The main challenge is that application is not straightforward: While in classical OCR, the text is basically a 1D signal (symbols to be recognized are organized in lines of fixed height, in which they extend from left to right or vice versa), musical notation can additionally be stacked arbitrarily also on the vertical axis, thus becoming a 2D signal. This would exponentially increase the number of symbols to be recognized, if approached the usual way (which is intractable from a computational as well as from a classification point of view). The alternative route we are going is to enhance the usual convolutional neural network (CNN) approach with techniques like end-to-end learning of a combined detection-classifier in order to overcome this challenge. The OMR problem is not solved, though, when a deep neural network has learned to recognize single musical symbols: The individual symbols have to be assembled to a complete score, which is usually done using a lot of musical understanding, encoded into rules. To focus on the recognition part of the DeepScore innovation, we are using the open source OMR system Audiveris [6] for the overarching process of creating MusicXML. We are in active discussion with the Audiveris project leader and will contribute our findings to the project, thus giving back to the music community. Our very first prototype after one third of the project duration already outperforms the best-in-class open source system by a large margin on the set of symbols that is hardest to classify. A workshop for the computer music open source community is planned in summer to discuss these findings and further ideas to disseminate them widely within the community, creating even more impact. _Conclusion
ScorePad is a tablet solution for musicians, who can use the scores of their choice, work as they are used to, exchange with peers, and synchronize orchestras. If they wish to use the new technology, they will be able to do this by using one single application. This alone will contribute to controlling the costs of professional musical offerings like classic concertos, keeping it affordable for the wider public. ScorePad is also of great value to music teachers and students of all levels, making learning and thus cultural participation easier and cheaper. Thus, ScorePad will offer a new system to the musician’s community who are an important part of the living culture in our society. Additionally, the included exchange platform for users will support them in the communication amongst each other. By providing an efficient conversion procedure, the DeepScore project will lay the ground for the availability of digitized scores, which are precondition to such a system. DeepScore does so by applying and enhancing state of the art deep neural networks that have proven invaluable in other areas, but which’s application to the 2D structure of musical notation is not straightforward.
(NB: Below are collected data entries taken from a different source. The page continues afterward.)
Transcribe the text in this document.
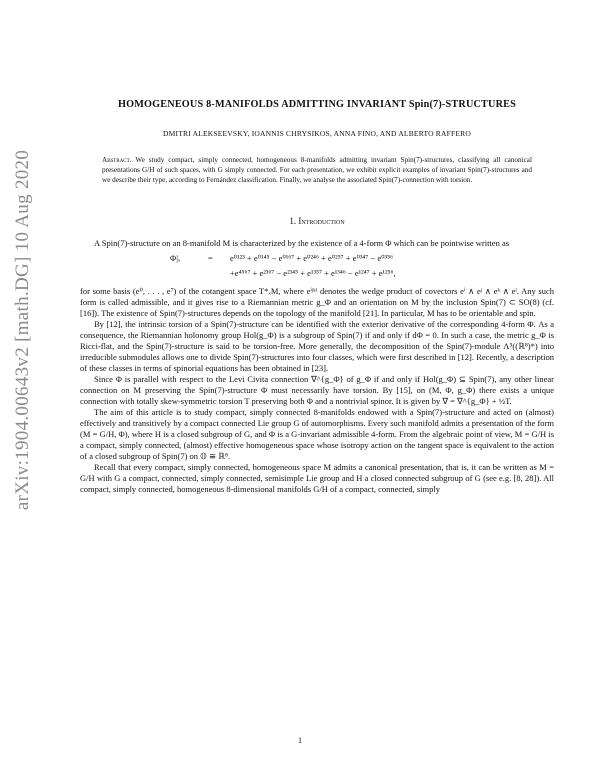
arXiv:1904.00643v2 [math.DG] 10 Aug 2020
HOMOGENEOUS 8-MANIFOLDS ADMITTING INVARIANT Spin(7)-STRUCTURES
DMITRI ALEKSEEVSKY, IOANNIS CHRYSIKOS, ANNA FINO, AND ALBERTO RAFFERO
Abstract. We study compact, simply connected, homogeneous 8-manifolds admitting invariant Spin(7)-structures, classifying all canonical presentations G/H of such spaces, with G simply connected. For each presentation, we exhibit explicit examples of invariant Spin(7)-structures and we describe their type, according to Fernández classification. Finally, we analyse the associated Spin(7)-connection with torsion.
1. Introduction

A Spin(7)-structure on an 8-manifold M is characterized by the existence of a 4-form Φ which can be pointwise written as

Φ|ₓ	= e⁰¹²³ + e⁰¹⁴⁵ − e⁰¹⁶⁷ + e⁰²⁴⁶ + e⁰²⁵⁷ + e⁰³⁴⁷ − e⁰³⁵⁶
+e⁴⁵⁶⁷ + e²³⁶⁷ − e²³⁴⁵ + e¹³⁵⁷ + e¹³⁴⁶ − e¹²⁴⁷ + e¹²⁵⁶,

for some basis (e⁰, . . . , e⁷) of the cotangent space T*ₓM, where eⁱʲᵏˡ denotes the wedge product of covectors eⁱ ∧ eʲ ∧ eᵏ ∧ eˡ. Any such form is called admissible, and it gives rise to a Riemannian metric g_Φ and an orientation on M by the inclusion Spin(7) ⊂ SO(8) (cf. [16]). The existence of Spin(7)-structures depends on the topology of the manifold [21]. In particular, M has to be orientable and spin.

By [12], the intrinsic torsion of a Spin(7)-structure can be identified with the exterior derivative of the corresponding 4-form Φ. As a consequence, the Riemannian holonomy group Hol(g_Φ) is a subgroup of Spin(7) if and only if dΦ = 0. In such a case, the metric g_Φ is Ricci-flat, and the Spin(7)-structure is said to be torsion-free. More generally, the decomposition of the Spin(7)-module Λ⁵((ℝ⁸)*) into irreducible submodules allows one to divide Spin(7)-structures into four classes, which were first described in [12]. Recently, a description of these classes in terms of spinorial equations has been obtained in [23].

Since Φ is parallel with respect to the Levi Civita connection ∇^{g_Φ} of g_Φ if and only if Hol(g_Φ) ⊆ Spin(7), any other linear connection on M preserving the Spin(7)-structure Φ must necessarily have torsion. By [15], on (M, Φ, g_Φ) there exists a unique connection with totally skew-symmetric torsion T preserving both Φ and a nontrivial spinor. It is given by ∇ = ∇^{g_Φ} + ½T.

The aim of this article is to study compact, simply connected 8-manifolds endowed with a Spin(7)-structure and acted on (almost) effectively and transitively by a compact connected Lie group G of automorphisms. Every such manifold admits a presentation of the form (M = G/H, Φ), where H is a closed subgroup of G, and Φ is a G-invariant admissible 4-form. From the algebraic point of view, M = G/H is a compact, simply connected, (almost) effective homogeneous space whose isotropy action on the tangent space is equivalent to the action of a closed subgroup of Spin(7) on 𝕆 ≅ ℝ⁸.

Recall that every compact, simply connected, homogeneous space M admits a canonical presentation, that is, it can be written as M = G/H with G a compact, connected, simply connected, semisimple Lie group and H a closed connected subgroup of G (see e.g. [8, 28]). All compact, simply connected, homogeneous 8-dimensional manifolds G/H of a compact, connected, simply

1
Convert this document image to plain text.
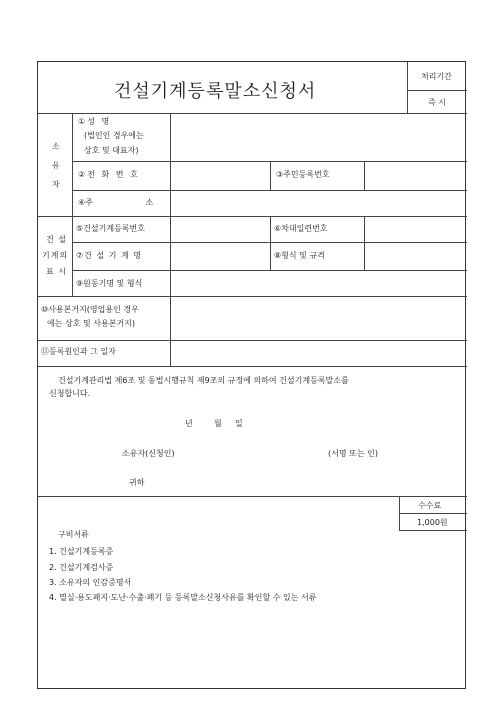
건설기계등록말소신청서
처리기간
즉 시
소
유
자
①성 명
(법인인 경우에는
상호 및 대표자)
②전 화 번 호	③주민등록번호
④주 소
건 설
기계의
표 시
⑤건설기계등록번호	⑥차대일련번호
⑦건 설 기 계 명	⑧형식 및 규격
⑨원동기명 및 형식
⑩사용본거지(영업용인 경우
에는 상호 및 사용본거지)
⑪등록원인과 그 일자
건설기계관리법 제6조 및 동법시행규칙 제9조의 규정에 의하여 건설기계등록말소를
신청합니다.
년	월 일
소유자(신청인)	(서명 또는 인)
귀하
수수료
1,000원
구비서류
1. 건설기계등록증
2. 건설기계검사증
3. 소유자의 인감증명서
4. 멸실·용도폐지·도난·수출·폐기 등 등록말소신청사유를 확인할 수 있는 서류
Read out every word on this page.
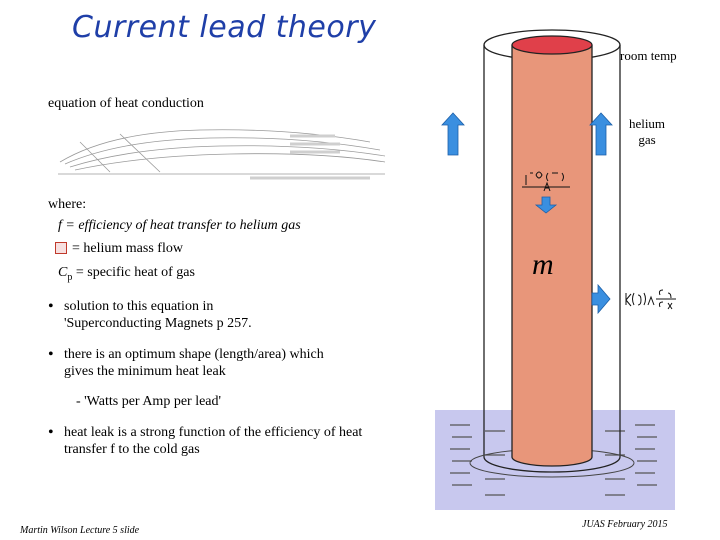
Current lead theory
equation of heat conduction
where:
f = efficiency of heat transfer to helium gas
= helium mass flow
$C_p$ = specific heat of gas
• solution to this equation in 'Superconducting Magnets p 257.
• there is an optimum shape (length/area) which gives the minimum heat leak
- 'Watts per Amp per lead'
• heat leak is a strong function of the efficiency of heat transfer f to the cold gas
room temp
helium
gas
m
Martin Wilson Lecture 5 slide
JUAS February 2015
There are huge traditional music libraries – some can be considered an heritage of humanity – awaiting to be conversed into a modern usable format [7]. All this is done by going considerably beyond the current state of the art in deep learning and optical music recognition, in a collaboration project between industry and 2 academic partners with a real product as the result. _References
[1] www.musicxml.com
[2] en.schott-music.com/about/
[3] Schmidhuber, “Deep learning in neural networks”, 2014
[4] Krizhevsky, Sutskever, Hinton, “Imagenet classification with deep convolutional neural networks”, 2012
[5] Lee, Osindero, “Recursive Recurrent Nets With Attention Modeling for OCR in the Wild”, 2016
[6] Audiveris open music scanner, audiveris.kenai.com
[7] see e.g. dme.mozarteum.at/DME/main/